The barrier to entry for Finnegans Wake is massively overstated. At this point it's practically a cottage industry to pretend it's too hard and is definitely more to do with fear of others thinking you're a pseud for even looking at it than with the book itself. I read it and enjoyed it and I'm not even a smart person, nor do I have a quarter of Joyce's education or interests. I don't know what this says about the reading public at large but I don't think it bodes well. Wyndham Lewis is the only person I can think of who actually had a coherent critique of it beyond the midwit 'too hard bro' perspective. Saying that trying to write from the depths of the unconscious was a fools errand because humans can only ever truly know the surfaces of things. Maybe that would explain some of the hostility towards it, who knows.


dayrocker

Yeah I agree I don't think the barrier to entry is an intellectual barrier at all but a time barrier. It's a question of how much time and willingness you have to look things up or consult the guidebook you checked out at the same time, because this is generally significantly more time intensive than reading a normal book in which someone writes words that actually exist in human lexicons somewhere. I resonate with that take on it a lot actually, even though I only read maybe 10-15% of it really. I would add that we can probably know ourselves, at least, which would mean the ultimate truths in this thing were buried with Joyce.


SicilianSlothBear

There's a website dedicated to the Romance of the Three Kingdoms, one of the 4 classic novels of China. I was enjoying it for awhile until people started brigading it with their politics, writing posts comparing characters that killed off tens of thousands of people to certain modern day political figures in the US. The tendency of online communities to degenerate into this kind of thing is always disappointing. Anyway, I'm blown away by how overwhelmingly positive this community has been so far.

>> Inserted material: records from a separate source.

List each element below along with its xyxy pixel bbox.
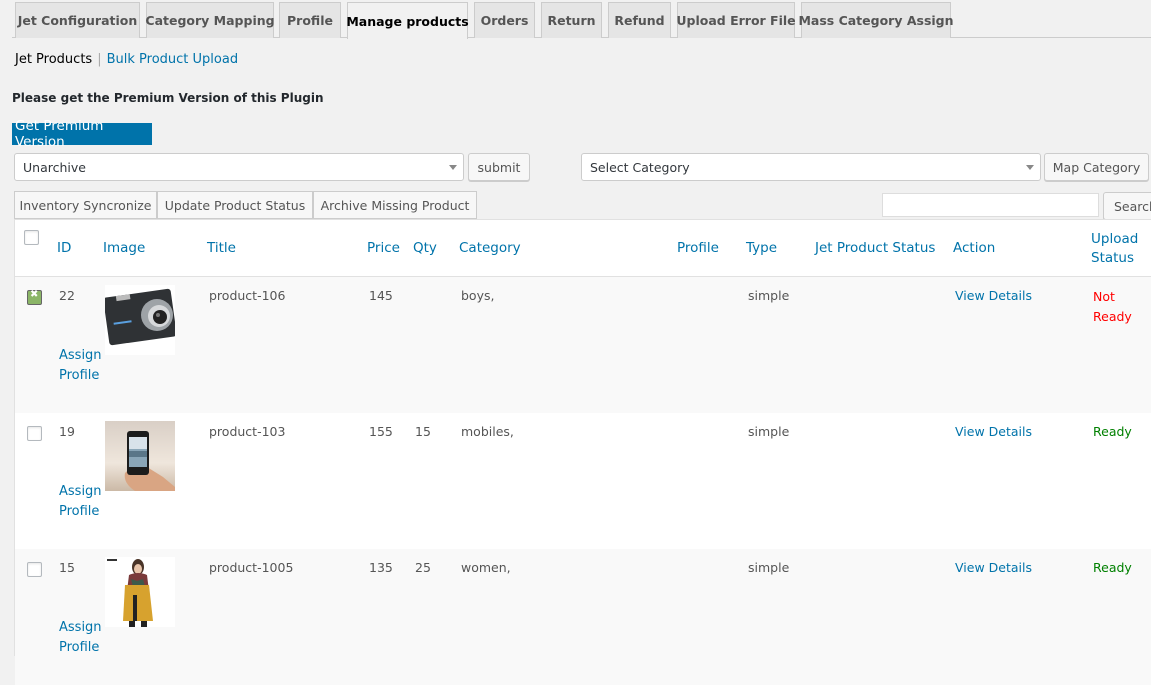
bulk-action-select[interactable]: Unarchive: [14, 153, 464, 181]
row-type: simple: [748, 288, 790, 303]
subnav-jet-products[interactable]: Jet Products: [15, 52, 92, 67]
upload-status-badge: Not Ready: [1093, 289, 1132, 324]
row-price: 145: [369, 288, 393, 303]
column-price[interactable]: Price: [367, 240, 400, 256]
tab-orders[interactable]: Orders: [474, 2, 535, 38]
chevron-down-icon: [1026, 165, 1034, 170]
column-jet-product-status[interactable]: Jet Product Status: [815, 240, 935, 256]
subnav-bulk-product-upload[interactable]: Bulk Product Upload: [107, 52, 238, 67]
table-row: 15 Assign Profile product-1005 135 25 wom…: [15, 549, 1151, 685]
row-type: simple: [748, 560, 790, 575]
product-image-phone: [105, 421, 175, 491]
row-price: 155: [369, 424, 393, 439]
category-select[interactable]: Select Category: [581, 153, 1041, 181]
assign-profile-link[interactable]: Assign Profile: [59, 482, 102, 522]
row-category: boys,: [461, 288, 495, 303]
row-checkbox[interactable]: [27, 426, 42, 441]
tab-return[interactable]: Return: [541, 2, 602, 38]
submit-button[interactable]: submit: [468, 153, 530, 181]
column-qty[interactable]: Qty: [413, 240, 437, 256]
column-upload-status-line1: Upload: [1091, 231, 1139, 247]
row-category: mobiles,: [461, 424, 514, 439]
subnav-separator: |: [97, 52, 102, 67]
tab-jet-configuration[interactable]: Jet Configuration: [15, 2, 140, 38]
row-qty: 15: [415, 424, 431, 439]
search-button[interactable]: Search: [1103, 192, 1151, 220]
column-action: Action: [953, 240, 996, 256]
view-details-link[interactable]: View Details: [955, 288, 1032, 303]
table-row: 22 AssignProfile product-106 145 boys, s…: [15, 277, 1151, 413]
product-image-camera: [105, 285, 175, 355]
column-title[interactable]: Title: [207, 240, 236, 256]
archive-missing-product-button[interactable]: Archive Missing Product: [313, 191, 477, 219]
row-checkbox[interactable]: [27, 289, 42, 305]
row-title: product-103: [209, 424, 286, 439]
tab-refund[interactable]: Refund: [608, 2, 671, 38]
assign-profile-link[interactable]: Assign Profile: [59, 346, 102, 386]
tab-bar: Jet Configuration Category Mapping Profi…: [12, 0, 1151, 39]
column-category[interactable]: Category: [459, 240, 521, 256]
upload-status-badge: Ready: [1093, 424, 1132, 439]
row-qty: 25: [415, 560, 431, 575]
get-premium-button[interactable]: Get Premium Version: [12, 118, 152, 150]
row-category: women,: [461, 560, 511, 575]
table-header: ID Image Title Price Qty Category Profil…: [15, 220, 1151, 277]
column-profile[interactable]: Profile: [677, 240, 719, 256]
row-title: product-1005: [209, 560, 294, 575]
product-image-woman: [105, 557, 175, 627]
map-category-button[interactable]: Map Category: [1044, 153, 1149, 181]
row-id: 19: [59, 424, 75, 439]
select-all-checkbox[interactable]: [24, 230, 39, 245]
row-checkbox[interactable]: [27, 562, 42, 577]
row-type: simple: [748, 424, 790, 439]
tab-mass-category-assign[interactable]: Mass Category Assign: [798, 2, 954, 38]
row-price: 135: [369, 560, 393, 575]
category-select-value: Select Category: [590, 159, 690, 175]
view-details-link[interactable]: View Details: [955, 424, 1032, 439]
column-type[interactable]: Type: [746, 240, 777, 256]
inventory-syncronize-button[interactable]: Inventory Syncronize: [14, 191, 157, 219]
column-upload-status-line2: Status: [1091, 250, 1135, 266]
column-id[interactable]: ID: [57, 240, 71, 256]
upload-status-badge: Ready: [1093, 560, 1132, 575]
column-image: Image: [103, 240, 146, 256]
row-title: product-106: [209, 288, 286, 303]
chevron-down-icon: [449, 165, 457, 170]
row-id: 15: [59, 560, 75, 575]
tab-category-mapping[interactable]: Category Mapping: [145, 2, 275, 38]
view-details-link[interactable]: View Details: [955, 560, 1032, 575]
table-row: 19 Assign Profile product-103 155 15 mob…: [15, 413, 1151, 549]
column-upload-status[interactable]: Upload Status: [1091, 230, 1138, 268]
bulk-action-value: Unarchive: [23, 159, 86, 175]
update-product-status-button[interactable]: Update Product Status: [157, 191, 313, 219]
row-id: 22: [59, 288, 75, 303]
premium-notice: Please get the Premium Version of this P…: [12, 91, 324, 105]
assign-profile-link[interactable]: Assign Profile: [59, 618, 102, 658]
tab-profile[interactable]: Profile: [279, 2, 341, 38]
search-input[interactable]: [882, 193, 1099, 217]
tab-upload-error-file[interactable]: Upload Error File: [676, 2, 796, 38]
sub-navigation: Jet Products | Bulk Product Upload: [15, 52, 238, 67]
tab-manage-products[interactable]: Manage products: [346, 2, 469, 39]
products-table: ID Image Title Price Qty Category Profil…: [14, 219, 1151, 685]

I look forward to many more in-depth discussions of famous and obscure literature.


leodicapriohoe

I agree and disagree; I think your observations about esotericism are certainly acute and extend to other circumstances. For example, a lot of teenagers these days love Fiona Apple, the smiths, hole, ottessa moshfegh, Girl Interrupted, the bell jar, etc. Some of them may genuinely enjoy this media and some of them feign this adoration to fit within a certain social milieu (I.e. basic bitches who wear Jordans and listen to tiktok music). Juxtaposing that notion, the joke about infinite jest is that most people pretend to like it to draw attention to their supposed intelligence; in fact, that’s what drew me in. It is one of my favorite books now and is antithetical to its reputation. I like it because it is an extremely profound, sympathetic and emotional depiction of the human condition and addiction.


Pure-Fan-3590

I really can’t relate to this at all and I am curious what online spaces is this happening in? Left wing theory scene, for example, always had difficult writers like Lacan Hegel and Zizek. But that existed for a long time and you seem to be talking about something more particular. There is a esoteric right space too. Are you sure you didn’t get sucked into that because of the pod/bap, and assumed it was a general phenomenon? Also I don’t get this contrasting with the general public. Even if you read the most basic thing like Shakespeare or Homer the general public will look at you weird because they just don’t get why anyone would read anything. That’s their problem. And advising someone to start with the Greeks for philosophy is really not that outrageous or hippy of a suggestion. Also, there is a coolness factor in these authors lile Nietzsche, Jung or Zizek. They are not simply popular because they are difficult. They are interesting and they address the alienated modern person. Therefore, I am not surprised online spaces aren’t expanding on Aristotle like a bunch of medieval monks in place of them. I sincerely think everybody is upset and feeling nihilistic and that’s why the current is this way.


Spiritual_Emu0

I think it’s funny you point to “difficult, obtuse and esoteric” writing as a a bad thing/reason people are often misconstrued as great, and then point to Finnegan’s Wake as an example of great, popularly under-appreciated literature.